The need to redress the balance was the major impetus for this
book. Kelly offers a clinical paradigm for the personality
assessment of abused or traumatized children via projective
instruments--the TAT and Rorschach--and shows how various
projective measures and indices can be utilized as sensitive
barometers of changes in self, object, and ego functioning
following therapeutic interventions and other corrective
experiences. But further, integrating the tenets of trauma theory
and those of psychoanalytic theory, he sets this clinical paradigm
in a meaningful theoretical context, and draws on both theory and
clinical experience to develop a comprehensive psychological
composite of the child who has been maltreated. Part I provides an
overview of theoretical models relevant to the assessment and
diagnosis of the maltreated child. Contemporary psychoanalytic
theory serves as one frame and is discussed first, with particular
emphasis on object relations and ego functions. Equal attention is
devoted to developmental psychology as another frame. Part II
reviews relevant research. The Mutality of Autonomy Scale (MOA) and
the Social Cognition and Object Relations Scale (SCORS) are
introduced as examples of reliable and valid instruments readily
employed to assess the impact of abuse or trauma on a child's
object relations functioning. Additional Rorschach
indices--boundary disturbance measures, thought disorder indices,
trauma markers, and defensive functions measures--are discussed as
measures of the impact on different facets of ego functioning.

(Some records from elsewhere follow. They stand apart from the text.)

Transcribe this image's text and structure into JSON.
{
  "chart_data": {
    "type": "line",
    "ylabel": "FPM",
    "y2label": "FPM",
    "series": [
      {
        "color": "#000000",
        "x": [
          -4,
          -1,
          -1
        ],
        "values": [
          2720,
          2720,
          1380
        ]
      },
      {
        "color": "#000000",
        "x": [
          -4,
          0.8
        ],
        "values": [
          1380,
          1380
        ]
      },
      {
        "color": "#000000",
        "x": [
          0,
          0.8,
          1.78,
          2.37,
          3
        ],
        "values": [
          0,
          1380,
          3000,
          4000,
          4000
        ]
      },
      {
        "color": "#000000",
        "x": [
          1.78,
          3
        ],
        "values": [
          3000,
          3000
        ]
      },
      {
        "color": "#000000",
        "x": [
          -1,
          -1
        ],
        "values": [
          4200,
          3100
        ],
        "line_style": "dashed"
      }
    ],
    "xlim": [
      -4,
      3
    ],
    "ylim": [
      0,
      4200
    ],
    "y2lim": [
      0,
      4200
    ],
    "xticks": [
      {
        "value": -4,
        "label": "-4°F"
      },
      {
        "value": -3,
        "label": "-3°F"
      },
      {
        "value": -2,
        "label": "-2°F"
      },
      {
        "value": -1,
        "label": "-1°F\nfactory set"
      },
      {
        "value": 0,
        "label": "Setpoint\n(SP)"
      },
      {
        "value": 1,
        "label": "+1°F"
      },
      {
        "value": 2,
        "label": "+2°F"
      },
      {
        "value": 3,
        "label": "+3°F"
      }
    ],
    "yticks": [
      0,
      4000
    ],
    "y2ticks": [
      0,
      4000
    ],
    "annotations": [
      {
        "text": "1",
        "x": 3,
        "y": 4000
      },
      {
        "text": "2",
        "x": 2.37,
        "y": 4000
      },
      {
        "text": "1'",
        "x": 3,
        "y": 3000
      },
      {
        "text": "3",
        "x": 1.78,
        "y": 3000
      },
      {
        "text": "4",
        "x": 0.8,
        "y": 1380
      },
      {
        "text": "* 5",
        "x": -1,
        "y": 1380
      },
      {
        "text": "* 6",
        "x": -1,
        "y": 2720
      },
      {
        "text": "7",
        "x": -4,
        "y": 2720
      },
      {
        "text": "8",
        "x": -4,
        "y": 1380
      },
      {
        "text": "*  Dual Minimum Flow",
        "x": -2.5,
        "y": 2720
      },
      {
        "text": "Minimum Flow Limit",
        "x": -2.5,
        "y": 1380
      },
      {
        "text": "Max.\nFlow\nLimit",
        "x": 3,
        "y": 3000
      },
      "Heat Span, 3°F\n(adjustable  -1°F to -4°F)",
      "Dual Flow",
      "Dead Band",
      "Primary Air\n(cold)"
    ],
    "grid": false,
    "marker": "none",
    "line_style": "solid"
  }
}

These various projective measures can be utilized as sensitive
barometers of changes in self, object, and ego functioning
following therapeutic interventions and other corrective
experiences. Part III includes a variety of extended clinical
illustrations. Seven cases of boys and girls subjected to varying
degrees of abuse and trauma are presented to demonstrate the
clinical utility of projective material for assessment, diagnosis,
and treatment planning. For the clinician who takes the
idiographical-phenomenological approach, appropriate given the
uniqueness of each situation of abuse or trauma and the frequent
brevity and barrenness of the protocol, such material can open a
window onto a rich vista of the child's psychological terrain. The
resulting map can point the way to wise decisions about type,
timing, and level of therapeutic intervention, the resolution of
such process issues as transference and countertransference, plus
additional questions. Two cases of adult women who were abused as
children and find themselves continuing to struggle with enduring
unresolved issues vis a vis their own children are also presented.
These cases underscore the value of TAT and Rorschach material, and
object relations measures, in assessing and understanding the
abusive and potentially abusive parent.